そこで私は改めて気づいたのだが、この時点で、私はまだ点滴とモニタに繋がれた状態だった。大部屋から脱出することに、仕事を予定通りなんとかこなすことに必死になるあまり、自分がその時まだ、点滴ポールを引きずったままの重病人だということを忘れかけていたのである。
「私だったらこんな患者、絶対に嫌だな」と感じて、急に恥ずかしくなった。点滴ポールを引きずりながら、部屋を移動してもいいですか、パソコンを使ってもいいですかと、早足で歩き回りながら次々と言う患者がいたら、私が医療従事者だったら呆れかえる。「あなた、そういう場合じゃないから」と思うだろう(絶対に思う)。
私ったら、なんて恥ずかしいことをしてしまったのだろう。いいかげん、冷静になりなよ。あまりの恥ずかしさに、思わず声に出して言ってしまった。そしてベッドから少し離れた場所に設置された洗面台に行き、鏡に顔を映して、もう一度、冷静になるべきだと考えた。

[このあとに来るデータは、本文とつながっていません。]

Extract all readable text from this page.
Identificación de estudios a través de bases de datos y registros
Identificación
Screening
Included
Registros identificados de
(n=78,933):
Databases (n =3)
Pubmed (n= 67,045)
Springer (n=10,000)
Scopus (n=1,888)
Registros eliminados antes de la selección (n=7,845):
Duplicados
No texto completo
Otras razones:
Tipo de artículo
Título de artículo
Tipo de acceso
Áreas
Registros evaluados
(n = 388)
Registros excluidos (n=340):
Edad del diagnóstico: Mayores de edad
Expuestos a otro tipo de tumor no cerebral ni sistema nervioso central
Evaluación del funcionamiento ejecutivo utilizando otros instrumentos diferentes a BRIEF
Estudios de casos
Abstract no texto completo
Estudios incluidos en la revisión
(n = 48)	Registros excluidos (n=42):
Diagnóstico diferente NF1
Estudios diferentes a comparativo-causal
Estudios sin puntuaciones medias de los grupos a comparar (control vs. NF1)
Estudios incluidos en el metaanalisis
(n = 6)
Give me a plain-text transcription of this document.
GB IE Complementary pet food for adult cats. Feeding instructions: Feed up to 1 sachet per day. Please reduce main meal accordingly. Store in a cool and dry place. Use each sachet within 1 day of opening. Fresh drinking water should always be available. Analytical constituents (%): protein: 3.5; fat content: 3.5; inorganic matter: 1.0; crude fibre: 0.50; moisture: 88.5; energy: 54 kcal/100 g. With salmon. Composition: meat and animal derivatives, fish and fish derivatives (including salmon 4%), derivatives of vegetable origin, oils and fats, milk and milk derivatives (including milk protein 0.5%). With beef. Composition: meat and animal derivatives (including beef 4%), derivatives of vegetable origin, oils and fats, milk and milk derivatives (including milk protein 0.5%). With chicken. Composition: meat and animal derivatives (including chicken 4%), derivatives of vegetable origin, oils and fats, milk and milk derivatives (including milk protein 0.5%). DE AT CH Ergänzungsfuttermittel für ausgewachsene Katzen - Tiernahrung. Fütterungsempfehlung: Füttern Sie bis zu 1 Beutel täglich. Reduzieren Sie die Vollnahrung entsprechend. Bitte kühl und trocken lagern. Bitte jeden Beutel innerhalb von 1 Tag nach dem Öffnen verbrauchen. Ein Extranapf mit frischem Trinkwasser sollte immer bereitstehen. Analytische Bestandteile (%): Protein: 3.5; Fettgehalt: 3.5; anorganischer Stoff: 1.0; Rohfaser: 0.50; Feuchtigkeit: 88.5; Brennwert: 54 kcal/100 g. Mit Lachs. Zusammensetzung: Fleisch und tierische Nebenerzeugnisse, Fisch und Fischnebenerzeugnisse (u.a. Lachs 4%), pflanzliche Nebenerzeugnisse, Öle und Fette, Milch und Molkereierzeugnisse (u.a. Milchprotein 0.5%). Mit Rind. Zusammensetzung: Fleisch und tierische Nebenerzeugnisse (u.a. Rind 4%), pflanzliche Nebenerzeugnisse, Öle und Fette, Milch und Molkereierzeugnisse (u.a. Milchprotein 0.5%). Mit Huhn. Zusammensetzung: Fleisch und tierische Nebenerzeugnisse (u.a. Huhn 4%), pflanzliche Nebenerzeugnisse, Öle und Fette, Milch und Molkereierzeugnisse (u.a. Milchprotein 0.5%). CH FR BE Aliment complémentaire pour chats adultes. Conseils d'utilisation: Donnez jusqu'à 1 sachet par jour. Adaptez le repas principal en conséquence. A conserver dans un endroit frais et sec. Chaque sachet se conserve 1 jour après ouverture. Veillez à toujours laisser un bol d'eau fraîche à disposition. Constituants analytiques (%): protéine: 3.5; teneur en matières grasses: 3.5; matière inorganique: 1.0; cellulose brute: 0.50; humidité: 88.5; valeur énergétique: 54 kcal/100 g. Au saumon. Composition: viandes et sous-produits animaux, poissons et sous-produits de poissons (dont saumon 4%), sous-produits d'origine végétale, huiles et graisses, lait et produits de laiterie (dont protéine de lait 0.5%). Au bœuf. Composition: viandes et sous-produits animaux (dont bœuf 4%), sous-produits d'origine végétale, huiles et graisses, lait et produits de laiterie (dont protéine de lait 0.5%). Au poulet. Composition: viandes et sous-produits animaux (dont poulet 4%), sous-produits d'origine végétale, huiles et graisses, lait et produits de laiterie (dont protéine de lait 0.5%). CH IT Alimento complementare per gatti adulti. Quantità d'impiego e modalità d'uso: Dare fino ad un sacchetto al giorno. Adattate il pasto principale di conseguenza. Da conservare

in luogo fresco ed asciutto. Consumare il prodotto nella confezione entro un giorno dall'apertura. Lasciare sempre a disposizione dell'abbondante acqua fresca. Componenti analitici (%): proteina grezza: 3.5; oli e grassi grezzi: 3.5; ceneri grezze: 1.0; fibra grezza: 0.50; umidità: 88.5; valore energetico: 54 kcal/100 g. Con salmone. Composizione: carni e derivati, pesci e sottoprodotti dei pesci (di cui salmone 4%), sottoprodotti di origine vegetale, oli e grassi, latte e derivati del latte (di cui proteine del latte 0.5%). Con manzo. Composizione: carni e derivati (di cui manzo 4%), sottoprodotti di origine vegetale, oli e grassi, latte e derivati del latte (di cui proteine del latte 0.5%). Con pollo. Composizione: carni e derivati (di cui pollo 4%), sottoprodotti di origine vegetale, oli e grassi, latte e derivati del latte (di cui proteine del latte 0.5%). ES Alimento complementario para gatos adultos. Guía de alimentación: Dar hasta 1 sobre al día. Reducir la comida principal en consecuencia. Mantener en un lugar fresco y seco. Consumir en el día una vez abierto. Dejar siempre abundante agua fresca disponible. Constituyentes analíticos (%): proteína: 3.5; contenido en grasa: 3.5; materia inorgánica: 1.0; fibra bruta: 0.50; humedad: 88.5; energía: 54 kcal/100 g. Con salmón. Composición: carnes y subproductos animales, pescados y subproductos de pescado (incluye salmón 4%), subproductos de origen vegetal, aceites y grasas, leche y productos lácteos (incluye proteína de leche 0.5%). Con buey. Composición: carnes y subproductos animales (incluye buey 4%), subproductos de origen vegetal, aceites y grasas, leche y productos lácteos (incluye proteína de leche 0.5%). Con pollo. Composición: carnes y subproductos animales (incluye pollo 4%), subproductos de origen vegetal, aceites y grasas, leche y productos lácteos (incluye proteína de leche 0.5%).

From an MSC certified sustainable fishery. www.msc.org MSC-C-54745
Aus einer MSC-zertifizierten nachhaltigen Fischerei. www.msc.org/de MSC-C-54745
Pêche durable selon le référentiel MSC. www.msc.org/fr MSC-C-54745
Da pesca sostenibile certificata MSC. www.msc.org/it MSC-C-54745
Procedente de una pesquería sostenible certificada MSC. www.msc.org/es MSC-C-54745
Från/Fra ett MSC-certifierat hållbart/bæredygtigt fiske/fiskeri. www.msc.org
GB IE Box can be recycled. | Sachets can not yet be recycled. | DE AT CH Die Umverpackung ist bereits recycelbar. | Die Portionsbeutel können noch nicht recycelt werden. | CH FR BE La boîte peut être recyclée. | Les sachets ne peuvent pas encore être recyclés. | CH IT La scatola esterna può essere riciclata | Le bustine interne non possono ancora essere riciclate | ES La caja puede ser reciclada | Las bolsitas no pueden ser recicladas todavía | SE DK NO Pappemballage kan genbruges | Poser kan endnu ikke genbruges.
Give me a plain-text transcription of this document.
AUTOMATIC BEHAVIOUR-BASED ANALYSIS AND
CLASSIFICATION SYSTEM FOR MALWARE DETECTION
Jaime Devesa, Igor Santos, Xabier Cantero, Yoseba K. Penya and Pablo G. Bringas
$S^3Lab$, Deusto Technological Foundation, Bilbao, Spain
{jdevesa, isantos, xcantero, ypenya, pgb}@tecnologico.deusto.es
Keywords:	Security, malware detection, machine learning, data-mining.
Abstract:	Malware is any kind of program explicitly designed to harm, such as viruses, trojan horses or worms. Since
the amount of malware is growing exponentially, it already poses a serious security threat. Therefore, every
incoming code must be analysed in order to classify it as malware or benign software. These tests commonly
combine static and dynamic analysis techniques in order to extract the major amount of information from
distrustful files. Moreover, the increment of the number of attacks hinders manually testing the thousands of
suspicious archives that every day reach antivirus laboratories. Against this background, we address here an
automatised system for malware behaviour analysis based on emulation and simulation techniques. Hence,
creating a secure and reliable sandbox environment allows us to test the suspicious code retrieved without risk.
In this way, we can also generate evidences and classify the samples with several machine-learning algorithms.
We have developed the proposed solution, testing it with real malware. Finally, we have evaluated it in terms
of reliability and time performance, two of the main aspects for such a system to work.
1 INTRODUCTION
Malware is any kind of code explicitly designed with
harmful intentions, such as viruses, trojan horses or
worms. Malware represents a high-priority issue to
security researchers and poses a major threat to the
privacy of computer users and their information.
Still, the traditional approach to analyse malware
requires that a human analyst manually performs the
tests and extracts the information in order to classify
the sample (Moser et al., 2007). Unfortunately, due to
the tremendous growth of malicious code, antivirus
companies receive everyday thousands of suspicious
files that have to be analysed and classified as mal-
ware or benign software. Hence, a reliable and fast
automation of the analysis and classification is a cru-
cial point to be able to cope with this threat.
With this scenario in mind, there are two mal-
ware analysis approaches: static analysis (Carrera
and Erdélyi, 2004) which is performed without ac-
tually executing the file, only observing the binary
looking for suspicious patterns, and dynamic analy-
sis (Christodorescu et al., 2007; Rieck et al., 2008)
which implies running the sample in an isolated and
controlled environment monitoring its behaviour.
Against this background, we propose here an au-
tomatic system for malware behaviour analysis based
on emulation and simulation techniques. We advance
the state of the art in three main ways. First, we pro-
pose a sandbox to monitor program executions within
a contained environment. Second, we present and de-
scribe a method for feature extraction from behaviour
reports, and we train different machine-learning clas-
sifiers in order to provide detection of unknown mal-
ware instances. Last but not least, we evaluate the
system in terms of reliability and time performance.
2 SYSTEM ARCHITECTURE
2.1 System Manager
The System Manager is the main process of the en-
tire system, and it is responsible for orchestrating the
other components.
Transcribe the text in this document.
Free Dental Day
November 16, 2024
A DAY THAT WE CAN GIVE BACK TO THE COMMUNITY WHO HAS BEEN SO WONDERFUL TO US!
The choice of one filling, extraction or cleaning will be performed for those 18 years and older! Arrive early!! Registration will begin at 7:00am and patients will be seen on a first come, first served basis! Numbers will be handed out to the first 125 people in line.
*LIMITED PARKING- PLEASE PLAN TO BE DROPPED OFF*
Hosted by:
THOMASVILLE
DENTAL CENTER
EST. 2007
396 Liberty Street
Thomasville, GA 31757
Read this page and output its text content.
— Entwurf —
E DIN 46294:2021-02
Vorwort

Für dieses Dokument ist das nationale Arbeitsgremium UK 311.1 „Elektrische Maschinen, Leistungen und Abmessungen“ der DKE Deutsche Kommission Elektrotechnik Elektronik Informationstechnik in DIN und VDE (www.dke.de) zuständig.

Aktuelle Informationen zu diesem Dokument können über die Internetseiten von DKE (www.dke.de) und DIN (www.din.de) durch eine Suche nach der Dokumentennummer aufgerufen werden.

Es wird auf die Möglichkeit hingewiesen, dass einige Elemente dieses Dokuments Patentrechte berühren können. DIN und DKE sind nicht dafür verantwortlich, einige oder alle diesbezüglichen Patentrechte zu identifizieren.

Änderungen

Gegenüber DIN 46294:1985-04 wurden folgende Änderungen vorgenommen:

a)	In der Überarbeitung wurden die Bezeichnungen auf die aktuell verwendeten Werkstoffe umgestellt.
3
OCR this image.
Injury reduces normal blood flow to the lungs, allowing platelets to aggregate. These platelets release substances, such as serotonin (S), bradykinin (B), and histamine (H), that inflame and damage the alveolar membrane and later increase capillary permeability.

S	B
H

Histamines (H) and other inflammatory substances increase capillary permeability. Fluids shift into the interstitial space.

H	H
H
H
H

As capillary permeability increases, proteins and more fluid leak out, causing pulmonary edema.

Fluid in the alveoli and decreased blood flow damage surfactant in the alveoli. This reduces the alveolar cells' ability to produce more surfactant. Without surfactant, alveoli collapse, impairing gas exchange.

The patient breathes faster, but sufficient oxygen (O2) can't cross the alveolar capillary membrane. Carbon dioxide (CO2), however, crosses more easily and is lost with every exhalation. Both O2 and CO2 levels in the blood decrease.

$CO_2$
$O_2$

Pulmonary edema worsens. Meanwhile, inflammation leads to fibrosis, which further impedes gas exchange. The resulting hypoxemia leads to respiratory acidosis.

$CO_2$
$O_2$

鏡に映る自分の顔は、相変わらず真っ青で、そして酷くむくんでいた。まるで他人の顔だ。伸びきった髪も、いつの間にか水分を失いバサバサで、白髪も増え、ずいぶん量が少なくなったような気もする。肌はくすみ、目の下のクマは濃かった。いかにも重病人というか、はっきり言って、羅生門の老婆だ。絶句した。倒れてはじめて、心の底から私は思った。今まで全力疾走しすぎていたのではないか。それも効率のとても悪い感じで。